Les déclarations de Carnot sur la ‘paternalisme’ des Compagnies et ‘l’union et la concorde dans les corons’ se voient rapidement contredites : le 10 octobre 1889, soit un peu plus de quatre mois après son passage, les mineurs de la Compagnies de Lens se mettent en grève, grève qui s’étale rapidement à l’ensemble du bassin pour une augmentation des salaires et contre les longues coupes (qui obligent les mineurs à un temps de travail augmenté en échange de plus de primes). D’autres suivront en 1891 (augmentation des primes et reconnaissance des syndicats). Pour faire face à ces dépenses supplémentaires, les Compagnies embauchent des mineurs venus de Belgique qu’ils payent nettement moins que les Français. Ceci déclenche une nouvelle grève et de graves incidents dans les corons de la région lensoise en août et septembre 1892.

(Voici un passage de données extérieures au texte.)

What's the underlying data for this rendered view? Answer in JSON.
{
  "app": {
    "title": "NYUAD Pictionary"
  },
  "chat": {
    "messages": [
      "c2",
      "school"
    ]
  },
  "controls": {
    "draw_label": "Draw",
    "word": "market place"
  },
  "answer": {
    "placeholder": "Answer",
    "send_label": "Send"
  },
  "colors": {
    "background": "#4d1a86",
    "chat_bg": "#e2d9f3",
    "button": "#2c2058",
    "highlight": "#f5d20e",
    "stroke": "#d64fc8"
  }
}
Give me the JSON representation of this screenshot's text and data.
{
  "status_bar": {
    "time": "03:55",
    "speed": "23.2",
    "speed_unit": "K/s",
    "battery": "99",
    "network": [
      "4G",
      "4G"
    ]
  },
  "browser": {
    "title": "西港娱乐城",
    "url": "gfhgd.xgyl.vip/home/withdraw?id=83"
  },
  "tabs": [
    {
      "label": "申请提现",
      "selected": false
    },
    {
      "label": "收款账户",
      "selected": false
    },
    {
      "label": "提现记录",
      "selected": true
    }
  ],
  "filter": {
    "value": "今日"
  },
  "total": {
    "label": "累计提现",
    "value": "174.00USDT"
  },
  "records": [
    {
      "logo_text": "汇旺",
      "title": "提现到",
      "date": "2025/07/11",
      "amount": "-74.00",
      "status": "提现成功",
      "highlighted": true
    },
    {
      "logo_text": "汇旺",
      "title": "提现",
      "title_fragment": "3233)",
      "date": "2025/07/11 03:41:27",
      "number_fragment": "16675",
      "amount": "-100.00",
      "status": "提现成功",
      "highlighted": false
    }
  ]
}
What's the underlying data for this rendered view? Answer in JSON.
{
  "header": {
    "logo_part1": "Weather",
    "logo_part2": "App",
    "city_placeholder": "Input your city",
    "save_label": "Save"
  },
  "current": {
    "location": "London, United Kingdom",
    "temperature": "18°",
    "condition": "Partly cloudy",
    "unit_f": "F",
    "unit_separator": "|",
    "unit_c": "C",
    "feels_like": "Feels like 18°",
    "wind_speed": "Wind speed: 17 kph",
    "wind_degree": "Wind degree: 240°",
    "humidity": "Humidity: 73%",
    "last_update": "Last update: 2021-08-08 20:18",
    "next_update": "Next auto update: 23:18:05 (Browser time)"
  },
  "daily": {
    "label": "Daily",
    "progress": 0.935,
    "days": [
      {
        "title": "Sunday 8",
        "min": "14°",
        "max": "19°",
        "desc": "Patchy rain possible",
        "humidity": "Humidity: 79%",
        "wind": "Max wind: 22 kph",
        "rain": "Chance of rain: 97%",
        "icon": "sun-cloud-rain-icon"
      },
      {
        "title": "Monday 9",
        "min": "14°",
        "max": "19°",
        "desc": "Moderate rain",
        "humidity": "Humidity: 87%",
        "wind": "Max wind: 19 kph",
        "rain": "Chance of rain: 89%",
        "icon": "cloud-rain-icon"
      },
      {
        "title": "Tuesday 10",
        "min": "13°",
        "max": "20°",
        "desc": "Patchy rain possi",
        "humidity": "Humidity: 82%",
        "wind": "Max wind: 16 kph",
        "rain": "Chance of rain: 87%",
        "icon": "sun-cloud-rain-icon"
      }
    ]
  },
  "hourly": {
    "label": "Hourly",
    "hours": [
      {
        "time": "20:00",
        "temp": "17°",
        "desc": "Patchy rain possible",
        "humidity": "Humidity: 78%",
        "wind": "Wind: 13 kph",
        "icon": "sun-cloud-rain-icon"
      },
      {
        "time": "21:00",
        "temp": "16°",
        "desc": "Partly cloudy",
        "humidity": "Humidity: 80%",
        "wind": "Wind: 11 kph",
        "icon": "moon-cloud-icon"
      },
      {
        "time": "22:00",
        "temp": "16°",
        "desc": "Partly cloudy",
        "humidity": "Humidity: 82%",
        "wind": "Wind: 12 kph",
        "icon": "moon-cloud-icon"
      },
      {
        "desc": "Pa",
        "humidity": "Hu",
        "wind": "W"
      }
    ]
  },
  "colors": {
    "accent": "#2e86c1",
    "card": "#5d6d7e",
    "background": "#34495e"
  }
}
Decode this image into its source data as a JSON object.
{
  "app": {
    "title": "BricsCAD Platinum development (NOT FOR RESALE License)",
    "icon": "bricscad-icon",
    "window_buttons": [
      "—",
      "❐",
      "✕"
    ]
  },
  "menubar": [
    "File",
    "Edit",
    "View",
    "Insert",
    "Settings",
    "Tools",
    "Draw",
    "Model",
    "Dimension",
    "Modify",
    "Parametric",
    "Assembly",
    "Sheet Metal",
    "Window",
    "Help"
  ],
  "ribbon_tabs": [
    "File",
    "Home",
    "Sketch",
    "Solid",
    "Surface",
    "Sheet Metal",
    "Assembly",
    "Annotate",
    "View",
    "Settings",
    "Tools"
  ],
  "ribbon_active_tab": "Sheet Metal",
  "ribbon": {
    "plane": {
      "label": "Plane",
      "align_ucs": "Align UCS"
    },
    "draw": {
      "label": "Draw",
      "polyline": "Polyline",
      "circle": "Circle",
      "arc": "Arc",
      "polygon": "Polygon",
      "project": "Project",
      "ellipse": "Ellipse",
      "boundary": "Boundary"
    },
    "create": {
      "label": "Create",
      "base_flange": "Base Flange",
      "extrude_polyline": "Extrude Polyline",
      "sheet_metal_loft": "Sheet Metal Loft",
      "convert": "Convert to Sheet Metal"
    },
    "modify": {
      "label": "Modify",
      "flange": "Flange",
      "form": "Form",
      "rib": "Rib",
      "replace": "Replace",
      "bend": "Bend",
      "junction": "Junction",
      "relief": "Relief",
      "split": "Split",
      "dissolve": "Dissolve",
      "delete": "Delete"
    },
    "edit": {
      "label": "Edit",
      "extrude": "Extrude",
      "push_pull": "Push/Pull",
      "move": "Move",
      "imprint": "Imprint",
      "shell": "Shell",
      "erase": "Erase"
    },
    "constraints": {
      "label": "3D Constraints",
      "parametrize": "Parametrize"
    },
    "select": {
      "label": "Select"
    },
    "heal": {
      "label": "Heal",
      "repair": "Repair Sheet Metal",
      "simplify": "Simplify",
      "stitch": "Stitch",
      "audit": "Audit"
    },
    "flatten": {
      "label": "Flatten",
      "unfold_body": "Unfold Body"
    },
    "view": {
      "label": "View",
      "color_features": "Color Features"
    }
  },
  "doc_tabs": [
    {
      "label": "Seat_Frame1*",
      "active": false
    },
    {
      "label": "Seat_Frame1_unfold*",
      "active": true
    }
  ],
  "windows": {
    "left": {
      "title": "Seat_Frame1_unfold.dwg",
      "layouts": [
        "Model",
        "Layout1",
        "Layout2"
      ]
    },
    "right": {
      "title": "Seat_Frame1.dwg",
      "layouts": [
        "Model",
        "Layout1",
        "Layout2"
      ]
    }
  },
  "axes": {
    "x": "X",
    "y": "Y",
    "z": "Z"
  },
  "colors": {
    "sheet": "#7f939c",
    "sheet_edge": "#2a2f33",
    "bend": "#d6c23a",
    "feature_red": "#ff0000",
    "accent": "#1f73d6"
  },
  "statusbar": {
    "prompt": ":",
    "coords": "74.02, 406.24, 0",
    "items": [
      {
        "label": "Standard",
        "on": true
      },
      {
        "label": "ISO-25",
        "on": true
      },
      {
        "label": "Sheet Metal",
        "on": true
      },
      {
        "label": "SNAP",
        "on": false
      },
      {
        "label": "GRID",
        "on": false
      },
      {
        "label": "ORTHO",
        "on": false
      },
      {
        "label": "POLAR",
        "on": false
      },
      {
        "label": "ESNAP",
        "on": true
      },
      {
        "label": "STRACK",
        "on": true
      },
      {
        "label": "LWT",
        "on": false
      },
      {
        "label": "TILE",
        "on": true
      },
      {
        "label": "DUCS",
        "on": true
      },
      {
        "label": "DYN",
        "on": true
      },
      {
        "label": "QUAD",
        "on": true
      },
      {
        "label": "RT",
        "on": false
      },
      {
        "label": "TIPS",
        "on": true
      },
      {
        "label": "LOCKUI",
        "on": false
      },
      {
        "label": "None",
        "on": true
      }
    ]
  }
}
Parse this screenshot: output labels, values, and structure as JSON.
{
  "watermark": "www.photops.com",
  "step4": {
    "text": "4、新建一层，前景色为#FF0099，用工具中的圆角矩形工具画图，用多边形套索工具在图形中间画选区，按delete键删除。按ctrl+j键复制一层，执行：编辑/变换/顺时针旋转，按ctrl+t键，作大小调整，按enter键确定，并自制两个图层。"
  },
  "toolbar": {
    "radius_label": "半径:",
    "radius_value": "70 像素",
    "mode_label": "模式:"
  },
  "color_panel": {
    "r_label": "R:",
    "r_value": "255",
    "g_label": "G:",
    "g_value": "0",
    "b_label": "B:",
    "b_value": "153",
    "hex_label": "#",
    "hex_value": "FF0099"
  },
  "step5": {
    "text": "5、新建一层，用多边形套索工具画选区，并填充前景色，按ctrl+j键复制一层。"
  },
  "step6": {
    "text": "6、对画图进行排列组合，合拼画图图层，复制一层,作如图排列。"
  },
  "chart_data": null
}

Le Président Carnot est assassiné le 24 juin 1894 lors de l’Exposition de Lyon par Sante Geronimo Caserio, un anarchiste italien qui le poignarde au foie. La Ville de Lens donnera le nom de Sadi Carnot à une école communale d’abord installée rue de Lille puis déplacée sur la place du Cantin après la première guerre mondiale.